Y eso mismo, es la palabra: una ofrenda maldita.
Pero, digo yo ahora, ¿cómo haré para librarme de la palabra, nada menos que yo –nosotros– que vivimos de la palabra?. ¿Cómo nos libramos de la ofrenda maldita? (me acuerdo ahora de la saga de los Nibelungos, del anillo de oro del Rhin, donde todo se hunde y desaparece... la ofrenda maldita) Debo pedir perdón por hablar; deberíamos acostumbrarnos a pedir permiso para usar la palabra.
Señores alumnos: ¡Perdón por hablarles tanto! ¿Pero qué otro recurso me queda? ¿Podría acaso enseñar sin hablar? Recuerden al querido Wittgenstein: “Aquello de lo cual nada se puede decir, debemos pasar en silencio”. Por suerte vino él en mi auxilio.
Sí, eso es. El SILENCIO. Debo quedar en silencio.
Y se hizo el silencio y era ya la hora del té, que para mí es sagrada.
Hice, pues, una taza de té y tomé el té en el silencio de la tarde, en la maravillosa soledad mía, entre mis cosas.

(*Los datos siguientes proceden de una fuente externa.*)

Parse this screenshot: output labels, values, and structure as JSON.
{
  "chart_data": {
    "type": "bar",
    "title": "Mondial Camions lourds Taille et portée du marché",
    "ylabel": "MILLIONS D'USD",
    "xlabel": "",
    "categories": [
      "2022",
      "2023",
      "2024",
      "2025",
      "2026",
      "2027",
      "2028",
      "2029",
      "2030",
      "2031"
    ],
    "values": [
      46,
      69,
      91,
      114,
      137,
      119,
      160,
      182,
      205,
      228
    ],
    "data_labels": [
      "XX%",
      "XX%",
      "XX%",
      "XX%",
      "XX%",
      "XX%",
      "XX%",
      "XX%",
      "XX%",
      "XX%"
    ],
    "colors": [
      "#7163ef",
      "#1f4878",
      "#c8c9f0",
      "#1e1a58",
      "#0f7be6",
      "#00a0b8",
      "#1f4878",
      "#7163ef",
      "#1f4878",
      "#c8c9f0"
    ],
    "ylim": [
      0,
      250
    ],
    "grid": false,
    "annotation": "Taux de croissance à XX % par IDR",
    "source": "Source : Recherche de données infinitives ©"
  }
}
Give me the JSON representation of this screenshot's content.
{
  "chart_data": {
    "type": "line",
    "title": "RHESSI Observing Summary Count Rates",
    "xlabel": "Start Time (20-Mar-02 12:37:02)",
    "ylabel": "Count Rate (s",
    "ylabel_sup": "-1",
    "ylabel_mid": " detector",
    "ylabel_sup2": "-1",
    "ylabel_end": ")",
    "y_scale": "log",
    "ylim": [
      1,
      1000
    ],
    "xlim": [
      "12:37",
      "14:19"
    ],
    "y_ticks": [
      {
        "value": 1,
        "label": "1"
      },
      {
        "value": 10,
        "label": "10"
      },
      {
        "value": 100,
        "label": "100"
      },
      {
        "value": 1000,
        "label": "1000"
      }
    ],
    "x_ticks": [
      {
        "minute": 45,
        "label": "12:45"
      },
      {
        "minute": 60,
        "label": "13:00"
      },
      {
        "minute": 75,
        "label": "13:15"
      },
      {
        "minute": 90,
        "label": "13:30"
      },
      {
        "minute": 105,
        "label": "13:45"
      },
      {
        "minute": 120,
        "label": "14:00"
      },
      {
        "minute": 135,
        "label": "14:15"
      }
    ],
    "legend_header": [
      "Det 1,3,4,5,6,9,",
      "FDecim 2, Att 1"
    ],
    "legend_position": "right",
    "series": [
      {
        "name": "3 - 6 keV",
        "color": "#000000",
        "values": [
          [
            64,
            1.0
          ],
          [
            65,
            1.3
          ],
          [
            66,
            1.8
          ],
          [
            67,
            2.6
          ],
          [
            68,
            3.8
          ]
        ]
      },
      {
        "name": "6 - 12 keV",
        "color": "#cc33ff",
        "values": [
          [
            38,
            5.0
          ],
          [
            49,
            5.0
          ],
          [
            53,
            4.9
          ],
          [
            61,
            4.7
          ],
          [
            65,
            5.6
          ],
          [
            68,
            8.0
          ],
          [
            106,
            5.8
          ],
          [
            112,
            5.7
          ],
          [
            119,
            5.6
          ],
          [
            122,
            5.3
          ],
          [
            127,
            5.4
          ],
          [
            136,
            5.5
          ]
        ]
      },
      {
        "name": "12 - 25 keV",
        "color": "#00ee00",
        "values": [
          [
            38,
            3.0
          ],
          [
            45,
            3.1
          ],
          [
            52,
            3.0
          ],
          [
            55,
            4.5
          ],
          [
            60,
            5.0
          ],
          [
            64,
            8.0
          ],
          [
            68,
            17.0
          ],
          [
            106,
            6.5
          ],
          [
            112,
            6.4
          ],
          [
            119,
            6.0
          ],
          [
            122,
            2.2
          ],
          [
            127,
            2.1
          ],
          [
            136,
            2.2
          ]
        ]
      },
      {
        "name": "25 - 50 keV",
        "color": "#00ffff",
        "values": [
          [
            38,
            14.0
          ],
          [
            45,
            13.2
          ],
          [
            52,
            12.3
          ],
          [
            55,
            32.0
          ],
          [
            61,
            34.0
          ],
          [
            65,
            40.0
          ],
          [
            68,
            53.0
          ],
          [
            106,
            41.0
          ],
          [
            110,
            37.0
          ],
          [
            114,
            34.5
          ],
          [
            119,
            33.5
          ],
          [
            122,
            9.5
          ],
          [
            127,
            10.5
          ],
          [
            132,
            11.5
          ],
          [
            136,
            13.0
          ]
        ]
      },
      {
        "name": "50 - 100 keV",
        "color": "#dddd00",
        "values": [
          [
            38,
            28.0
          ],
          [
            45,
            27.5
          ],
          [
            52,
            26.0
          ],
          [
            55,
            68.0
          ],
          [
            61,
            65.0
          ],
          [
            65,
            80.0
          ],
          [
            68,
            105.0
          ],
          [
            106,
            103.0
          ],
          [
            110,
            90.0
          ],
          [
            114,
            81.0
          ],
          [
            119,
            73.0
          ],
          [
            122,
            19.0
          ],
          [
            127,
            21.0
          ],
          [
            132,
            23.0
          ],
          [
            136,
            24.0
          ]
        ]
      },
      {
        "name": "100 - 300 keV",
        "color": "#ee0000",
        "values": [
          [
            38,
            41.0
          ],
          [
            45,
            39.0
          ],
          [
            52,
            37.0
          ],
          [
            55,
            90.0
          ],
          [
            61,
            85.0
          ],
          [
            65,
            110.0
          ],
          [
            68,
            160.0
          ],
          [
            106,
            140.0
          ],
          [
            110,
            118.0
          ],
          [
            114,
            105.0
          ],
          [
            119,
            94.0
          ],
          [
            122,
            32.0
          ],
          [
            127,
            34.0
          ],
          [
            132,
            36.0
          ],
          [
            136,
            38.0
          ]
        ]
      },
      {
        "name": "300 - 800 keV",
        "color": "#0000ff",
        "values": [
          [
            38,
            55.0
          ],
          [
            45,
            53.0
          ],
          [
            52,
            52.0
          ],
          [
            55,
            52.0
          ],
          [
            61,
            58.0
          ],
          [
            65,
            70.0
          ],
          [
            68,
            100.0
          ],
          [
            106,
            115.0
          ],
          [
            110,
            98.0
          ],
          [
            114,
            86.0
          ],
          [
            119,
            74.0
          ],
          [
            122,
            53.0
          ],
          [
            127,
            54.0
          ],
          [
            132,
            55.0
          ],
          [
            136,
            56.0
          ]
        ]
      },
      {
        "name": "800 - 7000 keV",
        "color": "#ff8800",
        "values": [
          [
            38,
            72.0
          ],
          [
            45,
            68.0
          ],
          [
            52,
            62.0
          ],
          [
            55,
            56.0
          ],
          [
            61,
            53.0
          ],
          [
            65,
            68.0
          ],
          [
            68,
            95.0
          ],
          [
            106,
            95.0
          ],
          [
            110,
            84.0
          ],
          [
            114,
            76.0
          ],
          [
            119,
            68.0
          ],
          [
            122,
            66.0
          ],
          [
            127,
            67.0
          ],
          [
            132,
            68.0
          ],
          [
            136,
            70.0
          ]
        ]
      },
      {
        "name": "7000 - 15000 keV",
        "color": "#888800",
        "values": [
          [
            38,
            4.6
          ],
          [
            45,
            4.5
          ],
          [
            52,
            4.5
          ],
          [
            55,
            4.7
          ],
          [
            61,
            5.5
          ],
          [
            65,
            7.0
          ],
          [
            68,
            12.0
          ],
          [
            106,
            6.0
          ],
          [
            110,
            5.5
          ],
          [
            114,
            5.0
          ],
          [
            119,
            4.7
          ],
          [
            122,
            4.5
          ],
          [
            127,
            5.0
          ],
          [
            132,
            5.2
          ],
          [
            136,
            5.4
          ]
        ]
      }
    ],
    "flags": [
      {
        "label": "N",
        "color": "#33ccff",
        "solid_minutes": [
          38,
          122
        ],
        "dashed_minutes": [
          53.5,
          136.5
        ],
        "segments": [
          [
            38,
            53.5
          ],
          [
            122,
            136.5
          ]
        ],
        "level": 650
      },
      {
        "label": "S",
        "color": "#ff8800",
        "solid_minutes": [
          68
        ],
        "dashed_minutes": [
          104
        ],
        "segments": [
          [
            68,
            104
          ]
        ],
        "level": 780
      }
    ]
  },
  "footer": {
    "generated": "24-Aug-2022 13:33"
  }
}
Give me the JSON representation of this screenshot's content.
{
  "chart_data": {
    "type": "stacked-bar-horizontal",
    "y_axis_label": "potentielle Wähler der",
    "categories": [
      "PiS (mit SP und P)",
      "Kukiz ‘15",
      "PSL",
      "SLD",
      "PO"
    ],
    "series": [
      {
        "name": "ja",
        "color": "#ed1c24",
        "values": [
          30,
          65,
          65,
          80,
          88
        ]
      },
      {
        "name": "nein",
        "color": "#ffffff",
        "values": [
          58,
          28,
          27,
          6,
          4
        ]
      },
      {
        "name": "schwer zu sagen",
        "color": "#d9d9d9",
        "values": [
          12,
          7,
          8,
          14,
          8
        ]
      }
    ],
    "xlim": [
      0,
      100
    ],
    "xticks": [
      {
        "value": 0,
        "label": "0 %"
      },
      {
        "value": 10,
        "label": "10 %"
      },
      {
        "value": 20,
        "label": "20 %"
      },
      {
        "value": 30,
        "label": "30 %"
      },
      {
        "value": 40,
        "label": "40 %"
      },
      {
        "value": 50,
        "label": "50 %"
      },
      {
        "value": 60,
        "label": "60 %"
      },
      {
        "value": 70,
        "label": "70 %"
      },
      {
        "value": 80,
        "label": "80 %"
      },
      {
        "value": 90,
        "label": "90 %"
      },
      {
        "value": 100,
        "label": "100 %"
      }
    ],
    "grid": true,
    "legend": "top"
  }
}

Y con ausencia de la palabra, en el silencio y del silencio mismo surgió una cosa maravillosa.
Vi delante de mí la taza de te y el té y la tetera y la misma mesa con el mantelito a cuadros
Vi al lado un florerito con una flor de mi jardín.
Y eran cosas, las cosas. Los obietos con sus materiales y formas y colores y todas aquellas cualidades que nos gustan tanto a los arquitectos.
Y pensé: esas son cosas, entidades, entes, unidades de mi entorno, son mías porque son como yo, que soy una cosa entre ellas.
Es lo mío, es mi territorio, el de mis cosas.
Las benditas cosas.
Estoy en mi casa con las cosas mías y ellas están conmigo y hay paz.
La palabra quedó afuera, en la calle, le cerré la puerta.
Ahora si puedo volver al arte de no saber, porque tengo conmigo las cosas.
Quizás en el arte del no saber, las cosas –a su tiempo– me contarán lo que sí debo saber.
[Publicado originalmente en la revista Contextos, FADU, Buenos Aires, 2004.]